Real Estate and the Future of Work

Real Estate and the Future of Work

The workplace is evolving. Clients in every industry are already grappling with the difficulties and opportunities posed by this upheaval, with much consideration given to how work will be accomplished and by whom in the years ahead. The real estate business is no exception, with a considerable influence on the physical workplace expected, which occupiers, developers, and investors will need to examine carefully. We’ve highlighted four critical trends that the industry will need to respond to in 2022, based on major disruptors identified by Deloitte, ranging from automation and job replacement to diversity and generational shift.

Location strategy is key:

Whether it’s to get access to talented personnel pools, improve financial performance by migrating to lower-cost locales, or adapt to geopolitical events, location strategies have never been more vital. In the past, these were frequently established in an ad hoc and reactive manner. Occupiers will need to keep these under regular scrutiny in the future to ensure that the footprint is optimized and that future requirements are foreseen, planned for, and implemented on time.

It is critical for developers and investors to understand developing geographical hotspots and provide the necessary real estate into them. If you invest in markets that are still developing but have the potential to capture demand as it increases, you may face additional risks.

Real estate must be viewed as a source of value:

For many businesses, real estate is still viewed as an expense that must be controlled. Real estate must be viewed as a value driver in the future. This will be accomplished by creating a physical environment that prioritizes the employee experience and is designed to foster purpose, engagement, cooperation, and creativity. These are all critical in assisting future organizations in responding to the quickly changing demands of a technologically enabled world.

The way people use space will change:

Corporate occupiers must be able to articulate and track the value that the workplace will provide in order to achieve this. The challenge for developers and investors is to provide the market with buildings that offer characteristics that occupants would value rather than focusing solely on short-term financial gains.

Remote working was once advertised as a way to save money. Today, employees are the ones who demand agile functioning. Both of these trends reduce the quantity of traditional office space that is needed. However, as traditional office space becomes scarce, we anticipate a major growth in non-traditional space – that is, space that facilitates teaming, collaboration, and co-working.

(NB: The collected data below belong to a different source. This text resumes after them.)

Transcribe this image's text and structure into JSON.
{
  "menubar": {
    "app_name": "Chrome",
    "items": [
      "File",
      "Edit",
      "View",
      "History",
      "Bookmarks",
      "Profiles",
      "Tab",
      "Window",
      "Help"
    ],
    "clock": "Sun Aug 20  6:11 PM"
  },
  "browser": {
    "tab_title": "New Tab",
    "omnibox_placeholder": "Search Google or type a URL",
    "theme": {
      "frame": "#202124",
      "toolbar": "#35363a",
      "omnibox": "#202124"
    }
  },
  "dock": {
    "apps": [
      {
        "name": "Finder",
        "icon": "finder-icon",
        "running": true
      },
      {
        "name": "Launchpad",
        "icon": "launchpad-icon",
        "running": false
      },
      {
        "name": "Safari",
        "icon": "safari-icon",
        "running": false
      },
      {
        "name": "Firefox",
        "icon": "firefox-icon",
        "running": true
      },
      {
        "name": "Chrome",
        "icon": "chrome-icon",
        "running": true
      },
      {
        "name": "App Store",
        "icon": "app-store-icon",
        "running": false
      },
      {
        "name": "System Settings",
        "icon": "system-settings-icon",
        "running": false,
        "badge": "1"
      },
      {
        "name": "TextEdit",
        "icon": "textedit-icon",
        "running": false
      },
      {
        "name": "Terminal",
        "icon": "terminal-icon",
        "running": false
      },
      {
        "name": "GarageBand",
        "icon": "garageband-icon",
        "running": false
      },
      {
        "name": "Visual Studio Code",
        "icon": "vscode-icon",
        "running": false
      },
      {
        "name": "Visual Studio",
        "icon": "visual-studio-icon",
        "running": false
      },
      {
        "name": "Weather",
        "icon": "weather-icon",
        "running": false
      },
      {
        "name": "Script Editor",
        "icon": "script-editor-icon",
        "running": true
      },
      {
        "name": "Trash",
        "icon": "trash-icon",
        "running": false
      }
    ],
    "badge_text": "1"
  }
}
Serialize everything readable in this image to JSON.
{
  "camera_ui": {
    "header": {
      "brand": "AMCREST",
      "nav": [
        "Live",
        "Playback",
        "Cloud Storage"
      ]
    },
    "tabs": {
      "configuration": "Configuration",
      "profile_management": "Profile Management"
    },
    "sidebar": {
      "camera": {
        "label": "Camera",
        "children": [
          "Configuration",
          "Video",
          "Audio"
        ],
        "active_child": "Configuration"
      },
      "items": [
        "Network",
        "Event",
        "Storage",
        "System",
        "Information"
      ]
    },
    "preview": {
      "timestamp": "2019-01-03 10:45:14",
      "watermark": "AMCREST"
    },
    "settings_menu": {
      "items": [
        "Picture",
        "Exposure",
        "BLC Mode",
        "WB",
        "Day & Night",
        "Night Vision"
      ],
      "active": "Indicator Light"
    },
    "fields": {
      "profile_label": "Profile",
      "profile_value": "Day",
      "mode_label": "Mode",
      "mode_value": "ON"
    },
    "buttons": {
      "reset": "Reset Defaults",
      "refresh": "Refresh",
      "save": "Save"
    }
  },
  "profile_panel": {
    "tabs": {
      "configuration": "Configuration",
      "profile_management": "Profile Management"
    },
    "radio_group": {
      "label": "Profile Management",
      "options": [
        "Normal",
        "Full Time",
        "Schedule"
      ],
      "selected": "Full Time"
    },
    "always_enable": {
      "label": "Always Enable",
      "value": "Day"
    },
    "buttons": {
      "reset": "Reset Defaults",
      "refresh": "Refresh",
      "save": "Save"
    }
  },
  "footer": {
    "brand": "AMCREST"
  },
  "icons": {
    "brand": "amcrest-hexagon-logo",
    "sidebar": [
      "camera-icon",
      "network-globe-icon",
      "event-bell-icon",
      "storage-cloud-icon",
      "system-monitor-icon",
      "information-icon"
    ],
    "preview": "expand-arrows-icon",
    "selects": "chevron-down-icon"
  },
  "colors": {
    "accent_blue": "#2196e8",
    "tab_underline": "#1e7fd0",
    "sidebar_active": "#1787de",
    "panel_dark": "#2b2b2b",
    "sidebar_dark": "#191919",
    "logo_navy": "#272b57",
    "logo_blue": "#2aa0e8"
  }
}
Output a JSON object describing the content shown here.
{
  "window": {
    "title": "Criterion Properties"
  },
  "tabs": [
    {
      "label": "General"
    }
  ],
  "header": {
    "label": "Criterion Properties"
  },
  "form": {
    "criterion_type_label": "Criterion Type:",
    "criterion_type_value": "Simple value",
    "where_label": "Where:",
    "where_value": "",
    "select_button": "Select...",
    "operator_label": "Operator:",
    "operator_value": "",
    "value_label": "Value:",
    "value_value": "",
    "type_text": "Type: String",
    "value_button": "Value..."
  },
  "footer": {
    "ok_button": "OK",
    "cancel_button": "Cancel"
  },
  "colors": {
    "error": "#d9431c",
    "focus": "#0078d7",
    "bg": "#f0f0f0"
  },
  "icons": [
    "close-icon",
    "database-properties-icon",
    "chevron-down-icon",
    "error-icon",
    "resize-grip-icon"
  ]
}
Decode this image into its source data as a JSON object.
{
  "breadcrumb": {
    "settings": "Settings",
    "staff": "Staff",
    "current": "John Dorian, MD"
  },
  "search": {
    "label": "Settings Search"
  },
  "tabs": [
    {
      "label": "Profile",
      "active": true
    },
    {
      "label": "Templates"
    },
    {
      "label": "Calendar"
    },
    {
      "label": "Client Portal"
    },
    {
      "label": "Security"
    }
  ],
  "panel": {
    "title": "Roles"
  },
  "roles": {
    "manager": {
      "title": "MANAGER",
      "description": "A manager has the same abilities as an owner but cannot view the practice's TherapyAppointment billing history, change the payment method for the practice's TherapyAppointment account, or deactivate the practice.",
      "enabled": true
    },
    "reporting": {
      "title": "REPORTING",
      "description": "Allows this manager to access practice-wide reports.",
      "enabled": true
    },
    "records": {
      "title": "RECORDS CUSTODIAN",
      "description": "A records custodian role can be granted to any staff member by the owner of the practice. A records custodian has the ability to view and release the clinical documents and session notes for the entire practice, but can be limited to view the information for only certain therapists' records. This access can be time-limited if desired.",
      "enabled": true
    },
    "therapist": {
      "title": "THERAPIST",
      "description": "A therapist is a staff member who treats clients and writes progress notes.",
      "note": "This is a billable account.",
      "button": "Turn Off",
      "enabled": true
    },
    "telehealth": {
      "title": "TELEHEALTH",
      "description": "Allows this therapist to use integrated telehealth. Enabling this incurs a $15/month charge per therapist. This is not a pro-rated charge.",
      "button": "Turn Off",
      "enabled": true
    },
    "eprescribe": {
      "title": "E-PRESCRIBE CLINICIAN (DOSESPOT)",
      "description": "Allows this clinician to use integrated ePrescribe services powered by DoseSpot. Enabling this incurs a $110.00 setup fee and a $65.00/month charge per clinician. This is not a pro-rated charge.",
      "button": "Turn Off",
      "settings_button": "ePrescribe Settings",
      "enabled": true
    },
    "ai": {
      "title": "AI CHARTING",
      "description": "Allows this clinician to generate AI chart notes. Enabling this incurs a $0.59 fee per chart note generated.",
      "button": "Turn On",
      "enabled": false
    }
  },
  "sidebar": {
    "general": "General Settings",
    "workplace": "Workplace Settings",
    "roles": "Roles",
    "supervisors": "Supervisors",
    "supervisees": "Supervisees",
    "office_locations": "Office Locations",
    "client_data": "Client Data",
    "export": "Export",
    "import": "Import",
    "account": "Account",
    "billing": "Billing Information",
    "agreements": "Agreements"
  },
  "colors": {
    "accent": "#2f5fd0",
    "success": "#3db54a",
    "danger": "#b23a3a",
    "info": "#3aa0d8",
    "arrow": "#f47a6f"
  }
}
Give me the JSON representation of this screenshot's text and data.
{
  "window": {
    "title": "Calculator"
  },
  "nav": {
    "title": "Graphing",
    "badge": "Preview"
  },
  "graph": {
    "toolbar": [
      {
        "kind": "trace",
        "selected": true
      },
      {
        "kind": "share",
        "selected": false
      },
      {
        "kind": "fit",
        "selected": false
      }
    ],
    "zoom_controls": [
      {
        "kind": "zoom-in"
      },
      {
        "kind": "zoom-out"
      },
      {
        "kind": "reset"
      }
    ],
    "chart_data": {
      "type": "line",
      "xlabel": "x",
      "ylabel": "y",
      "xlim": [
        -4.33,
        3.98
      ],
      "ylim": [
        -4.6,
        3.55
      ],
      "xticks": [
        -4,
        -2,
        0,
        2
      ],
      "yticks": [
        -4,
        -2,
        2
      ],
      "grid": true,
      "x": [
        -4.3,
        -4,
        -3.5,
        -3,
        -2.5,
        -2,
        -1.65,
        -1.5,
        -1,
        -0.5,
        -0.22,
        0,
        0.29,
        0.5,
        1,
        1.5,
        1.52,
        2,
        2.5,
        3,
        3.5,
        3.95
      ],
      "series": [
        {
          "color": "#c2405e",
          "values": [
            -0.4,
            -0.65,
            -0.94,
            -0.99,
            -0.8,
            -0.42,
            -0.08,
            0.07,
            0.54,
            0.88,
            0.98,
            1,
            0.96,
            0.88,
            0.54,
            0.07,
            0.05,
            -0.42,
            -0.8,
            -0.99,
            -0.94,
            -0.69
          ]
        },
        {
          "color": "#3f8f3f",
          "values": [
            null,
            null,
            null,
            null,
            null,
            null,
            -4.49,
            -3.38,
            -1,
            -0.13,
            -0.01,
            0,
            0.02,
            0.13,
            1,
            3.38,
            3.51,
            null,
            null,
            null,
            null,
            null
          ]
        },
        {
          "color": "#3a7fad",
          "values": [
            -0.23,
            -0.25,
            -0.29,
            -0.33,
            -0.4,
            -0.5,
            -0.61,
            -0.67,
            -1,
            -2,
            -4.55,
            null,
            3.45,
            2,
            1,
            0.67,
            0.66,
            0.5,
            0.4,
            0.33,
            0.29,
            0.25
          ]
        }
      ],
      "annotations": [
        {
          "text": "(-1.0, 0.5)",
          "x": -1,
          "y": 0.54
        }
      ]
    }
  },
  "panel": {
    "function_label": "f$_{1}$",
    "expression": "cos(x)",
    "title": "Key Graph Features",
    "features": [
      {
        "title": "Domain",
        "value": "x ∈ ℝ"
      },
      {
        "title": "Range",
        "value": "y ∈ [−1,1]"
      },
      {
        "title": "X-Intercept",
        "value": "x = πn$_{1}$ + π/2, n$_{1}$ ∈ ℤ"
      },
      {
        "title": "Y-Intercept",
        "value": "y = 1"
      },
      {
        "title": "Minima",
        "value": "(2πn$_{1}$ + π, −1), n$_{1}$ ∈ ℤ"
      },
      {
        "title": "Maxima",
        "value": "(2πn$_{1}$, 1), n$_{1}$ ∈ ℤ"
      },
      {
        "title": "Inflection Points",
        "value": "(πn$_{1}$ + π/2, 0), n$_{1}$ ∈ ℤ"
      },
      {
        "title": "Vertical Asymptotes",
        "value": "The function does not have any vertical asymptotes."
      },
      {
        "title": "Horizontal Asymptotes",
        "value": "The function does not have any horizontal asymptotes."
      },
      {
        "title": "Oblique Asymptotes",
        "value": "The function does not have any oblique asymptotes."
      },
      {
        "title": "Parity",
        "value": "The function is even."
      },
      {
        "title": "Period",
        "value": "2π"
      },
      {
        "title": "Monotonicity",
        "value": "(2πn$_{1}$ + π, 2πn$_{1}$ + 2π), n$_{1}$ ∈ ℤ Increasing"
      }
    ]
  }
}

Occupants must gain a better grasp of how they use the space in practice. Sensors and other building technologies can assist provide insight into how different types of space are used, allowing buildings to be operated more efficiently. Furthermore, occupiers must adopt fit-out and furniture solutions that can adapt at a low cost. This will necessitate a departure from traditional, often stringent, organizational guidelines. The issue for developers and investors is to create buildings with enough flexibility in the base build to accommodate a larger range of configurations while also anticipating demand for intelligent building data and analytics.

The strategic solution will include flexible office space:

Serviced office space has long been a part of the corporate portfolio, where it is frequently employed as a short-term option to accommodate project or overflow space. However, as the flexible office market has matured, occupiers are increasingly searching for ways to strategically utilize this space, such as supporting high-growth digital enterprises.

Flexible space is set to play an ever-greater role within the corporate portfolio as organizations grow more dynamic and the future becomes more uncertain. The difficulty for occupiers is to justify the cost premium above typical long-term space for the additional flexibility and increased amenity afforded by the facility. It begs the question of how to capture the premium that occupiers are prepared to pay for landlords and investors, with several considering moving to shorter flexible lease terms and/or building their own flexible office brands.

Conclusion:

Real estate is a business where judgments must be made that are costly, long-term, and committed. Multimillion-dollar construction contracts, multi-asset worldwide portfolios, and investor desire for stability and tenure do not sit easily with concepts like innovation and “failing fast.”

The Future of Work, on the other hand, is already here. And it’s apparent that it will have an impact on industries other than commercial real estate, whether it’s manufacturers’ operating models being transformed by automation or retailers employing sensors to capture and exploit customer data in their stores.

We believe the Future of Work will entail buildings where tomorrow’s talent will be based for developers and investors. The future building must be constructed around the needs of the people who will use it. It also needs to be adaptable and well equipped for the technology required to manage the workplace of the future. The focus for occupiers should be on maximizing the value that real estate brings to the company. This can be accomplished by continuously optimizing strategic locations, balancing long-term and short-term leases, synchronizing the physical and virtual workplaces, and putting the user experience at the centre of office design.